PolarSPARC

Deep Learning - Generative Adversarial Network


Bhaskar S 05/25/2025


Generative Adversarial Network


Generative Adversarial Network (or GAN for short) is a pair of neural network models that are engaged in an adversarial competition with each other just like a counterfeiter and a cop. One model is referred to as the Generator and the other model is referred to as the Discriminator. The Generator is trying to generate synthetic data samples that are indistiguisable from the real data samples, while the Discriminator is trying to distinguish between the synthetic samples and the real samples.

The Generator model is reponsible for generating new data samples from a given domain space by taking as input some random noise from a Gaussian (or Normal) distribution and producing synthetic data sample with the goal that the generated sample is as close as possible to a sample from the real domain space.

The following illustration depicts the high-level abstraction of the Generator model:


Generator Model
Figure.1

The Discriminator model, on the other hand, takes as input the generated sample as well as the real samples from the domain space with the goal of distinguishing between the two samples (generated versus real).

The following illustration depicts the high-level abstraction of the Discriminator model:


Discriminator Model
Figure.2

In short, the Generator model and the Discriminator model are engaged in an adversarial cat and mouse game, such that the Generator tries to improve its ability to generate realistic synthetic data samples, while the Discriminator model tries to improve its ability to distinguish between the synthetic samples and the real samples.

The following illustration depicts the high-level abstraction of GAN with both the Generator and the Discriminator models:


GAN Model
Figure.3

Note that the synthetic data samples generated by GAN could apply to any domain such as audio, image, or text.

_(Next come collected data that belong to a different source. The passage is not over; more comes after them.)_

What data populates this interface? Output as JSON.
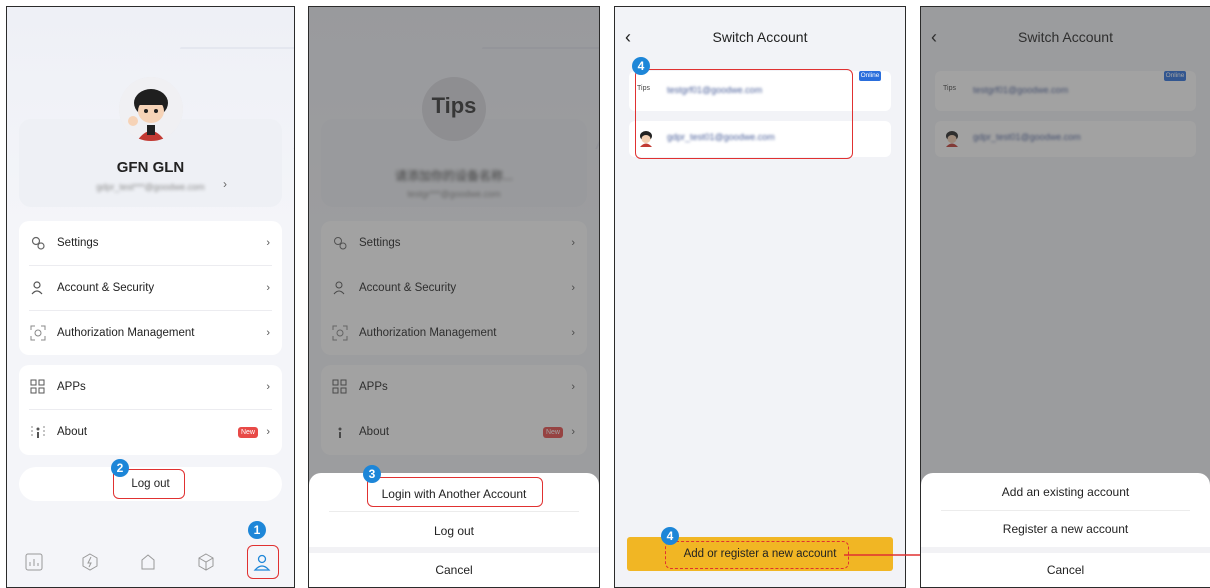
{
  "screen1": {
    "profile": {
      "name": "GFN GLN",
      "email": "gdpr_test***@goodwe.com"
    },
    "menu_group1": [
      {
        "label": "Settings",
        "icon": "settings-gear-icon"
      },
      {
        "label": "Account & Security",
        "icon": "user-icon"
      },
      {
        "label": "Authorization Management",
        "icon": "face-scan-icon"
      }
    ],
    "menu_group2": [
      {
        "label": "APPs",
        "icon": "apps-grid-icon"
      },
      {
        "label": "About",
        "icon": "info-icon",
        "badge": "New"
      }
    ],
    "logout_label": "Log out",
    "tabs": [
      "chart-icon",
      "bolt-icon",
      "home-icon",
      "box-icon",
      "profile-icon"
    ],
    "step1": "1",
    "step2": "2"
  },
  "screen2": {
    "tips_title": "Tips",
    "blurred_title": "请添加你的设备名称...",
    "blurred_email": "testgr***@goodwe.com",
    "menu_group1": [
      {
        "label": "Settings"
      },
      {
        "label": "Account & Security"
      },
      {
        "label": "Authorization Management"
      }
    ],
    "menu_group2": [
      {
        "label": "APPs"
      },
      {
        "label": "About",
        "badge": "New"
      }
    ],
    "sheet": {
      "login_another": "Login with Another Account",
      "logout": "Log out",
      "cancel": "Cancel"
    },
    "step3": "3"
  },
  "screen3": {
    "title": "Switch Account",
    "accounts": [
      {
        "label": "Tips",
        "email": "testgrf01@goodwe.com",
        "status": "Online"
      },
      {
        "label": "",
        "email": "gdpr_test01@goodwe.com"
      }
    ],
    "add_button": "Add or register a new account",
    "step4a": "4",
    "step4b": "4"
  },
  "screen4": {
    "title": "Switch Account",
    "accounts": [
      {
        "label": "Tips",
        "email": "testgrf01@goodwe.com",
        "status": "Online"
      },
      {
        "label": "",
        "email": "gdpr_test01@goodwe.com"
      }
    ],
    "sheet": {
      "add_existing": "Add an existing account",
      "register_new": "Register a new account",
      "cancel": "Cancel"
    }
  },
  "colors": {
    "accent_red": "#e03131",
    "step_blue": "#1d86d8",
    "button_yellow": "#f1b624",
    "online_blue": "#2a6edc"
  }
}
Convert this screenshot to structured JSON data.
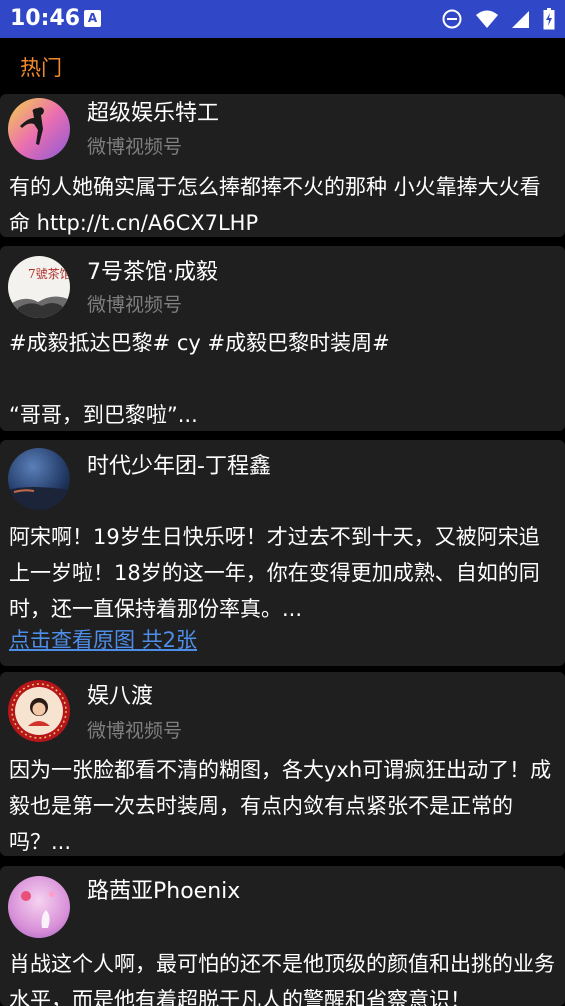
{
  "status_bar": {
    "time": "10:46",
    "notification_glyph": "A"
  },
  "header": {
    "title": "热门"
  },
  "feed": [
    {
      "name": "超级娱乐特工",
      "source": "微博视频号",
      "text": "有的人她确实属于怎么捧都捧不火的那种 小火靠捧大火看命 http://t.cn/A6CX7LHP"
    },
    {
      "name": "7号茶馆·成毅",
      "source": "微博视频号",
      "avatar_glyph": "7號茶馆",
      "text": "#成毅抵达巴黎# cy #成毅巴黎时装周#\n\n“哥哥，到巴黎啦”..."
    },
    {
      "name": "时代少年团-丁程鑫",
      "text": "阿宋啊！19岁生日快乐呀！才过去不到十天，又被阿宋追上一岁啦！18岁的这一年，你在变得更加成熟、自如的同时，还一直保持着那份率真。...",
      "link": "点击查看原图 共2张"
    },
    {
      "name": "娱八渡",
      "source": "微博视频号",
      "text": "因为一张脸都看不清的糊图，各大yxh可谓疯狂出动了！成毅也是第一次去时装周，有点内敛有点紧张不是正常的吗？..."
    },
    {
      "name": "路茜亚Phoenix",
      "text": "肖战这个人啊，最可怕的还不是他顶级的颜值和出挑的业务水平，而是他有着超脱于凡人的警醒和省察意识！"
    }
  ],
  "icons": [
    "do-not-disturb-icon",
    "wifi-icon",
    "signal-icon",
    "battery-icon"
  ],
  "colors": {
    "status_bar": "#3048c8",
    "header_title": "#f08a2c",
    "card_bg": "#1f1f1f",
    "link": "#4e8ee8",
    "secondary_text": "#7f7f7f"
  }
}
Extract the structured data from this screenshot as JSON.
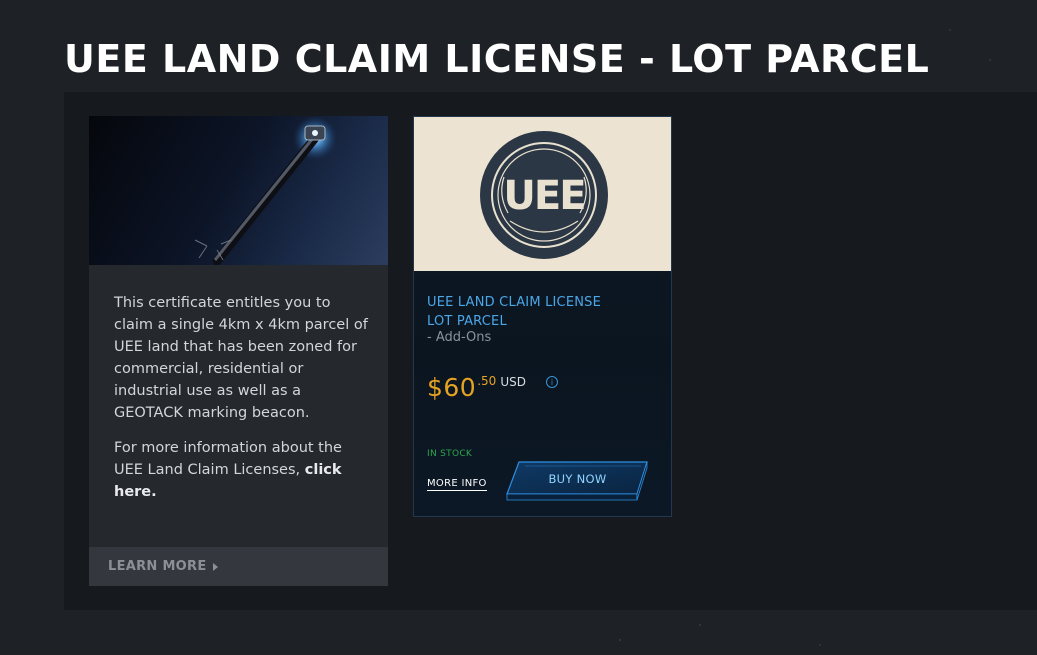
{
  "page": {
    "title": "UEE LAND CLAIM LICENSE - LOT PARCEL"
  },
  "info_card": {
    "paragraph1": "This certificate entitles you to claim a single 4km x 4km parcel of UEE land that has been zoned for commercial, residential or industrial use as well as a GEOTACK marking beacon.",
    "paragraph2_prefix": "For more information about the UEE Land Claim Licenses, ",
    "paragraph2_link": "click here.",
    "learn_more_label": "LEARN MORE",
    "image_icon": "geotack-beacon-image"
  },
  "product": {
    "logo_text": "UEE",
    "name_line1": "UEE LAND CLAIM LICENSE",
    "name_line2": "LOT PARCEL",
    "category": "- Add-Ons",
    "price_main": "$60",
    "price_cents": ".50",
    "currency": "USD",
    "info_icon_glyph": "i",
    "stock_status": "IN STOCK",
    "more_info_label": "MORE INFO",
    "buy_now_label": "BUY NOW"
  },
  "colors": {
    "accent_blue": "#4aa7e8",
    "price_gold": "#e6a322",
    "stock_green": "#2ea54b"
  }
}
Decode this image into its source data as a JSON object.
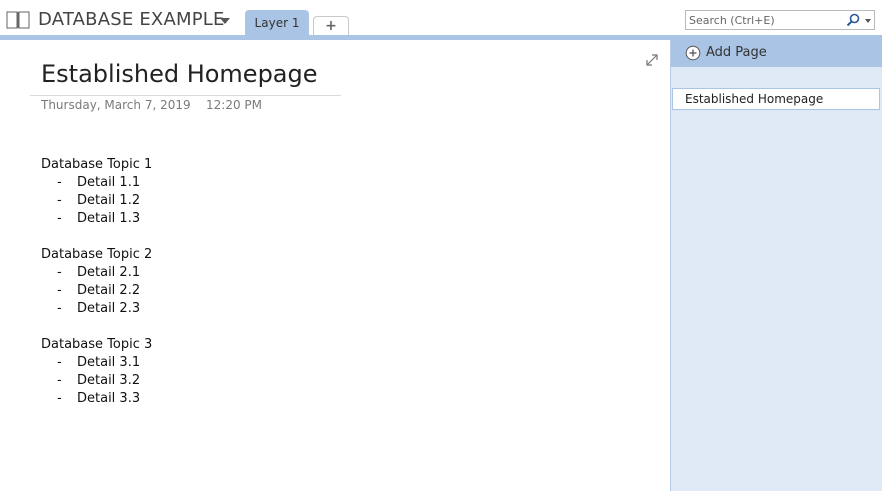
{
  "notebook": {
    "title": "DATABASE EXAMPLE",
    "icon": "notebook-icon"
  },
  "tabs": [
    {
      "label": "Layer 1",
      "active": true
    },
    {
      "label": "+",
      "role": "add-section"
    }
  ],
  "search": {
    "placeholder": "Search (Ctrl+E)",
    "value": ""
  },
  "page": {
    "title": "Established Homepage",
    "date": "Thursday, March 7, 2019",
    "time": "12:20 PM",
    "topics": [
      {
        "title": "Database Topic 1",
        "details": [
          "Detail 1.1",
          "Detail 1.2",
          "Detail 1.3"
        ]
      },
      {
        "title": "Database Topic 2",
        "details": [
          "Detail 2.1",
          "Detail 2.2",
          "Detail 2.3"
        ]
      },
      {
        "title": "Database Topic 3",
        "details": [
          "Detail 3.1",
          "Detail 3.2",
          "Detail 3.3"
        ]
      }
    ],
    "bullet": "-"
  },
  "pane": {
    "add_page_label": "Add Page",
    "pages": [
      "Established Homepage"
    ]
  },
  "colors": {
    "accent": "#a9c4e4",
    "pane_bg": "#dfe9f5"
  }
}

However, GAN models are predominantly used for image generation.

As an example, every image of a person from this site Person Does Not Exist is generated by GAN.

Images are typically generated and classified using the Convolutional Neural Network, and hence it is sometimes referred to as the Deep Convolutional GAN.

Let $G$ represent the Generator model and $D$ the Discrimator model. Also, let represent $z$ the random input generated from the Gaussian (or Normal) distribution $p_z$ and $x$ the real data sample from the distribution $p_{data}$.

According to the GAN Paper, the Generator model $G$ and the Discriminator model $D$ are engaged in a min-max game over their value function $V(G, D)$ which is represented as follows:

    $min_G \space max_D \space \space V(G, D) = \mathbb{E}_{x \sim p_{data}}[log(D(x))] + \mathbb{E}_ {z \sim p_z}[log(1 - D(G(z)))]$ $..... \color{red}\textbf{(1)}$

where $\mathbb{E}$ is the expected value and $log$ is the natural logarithm.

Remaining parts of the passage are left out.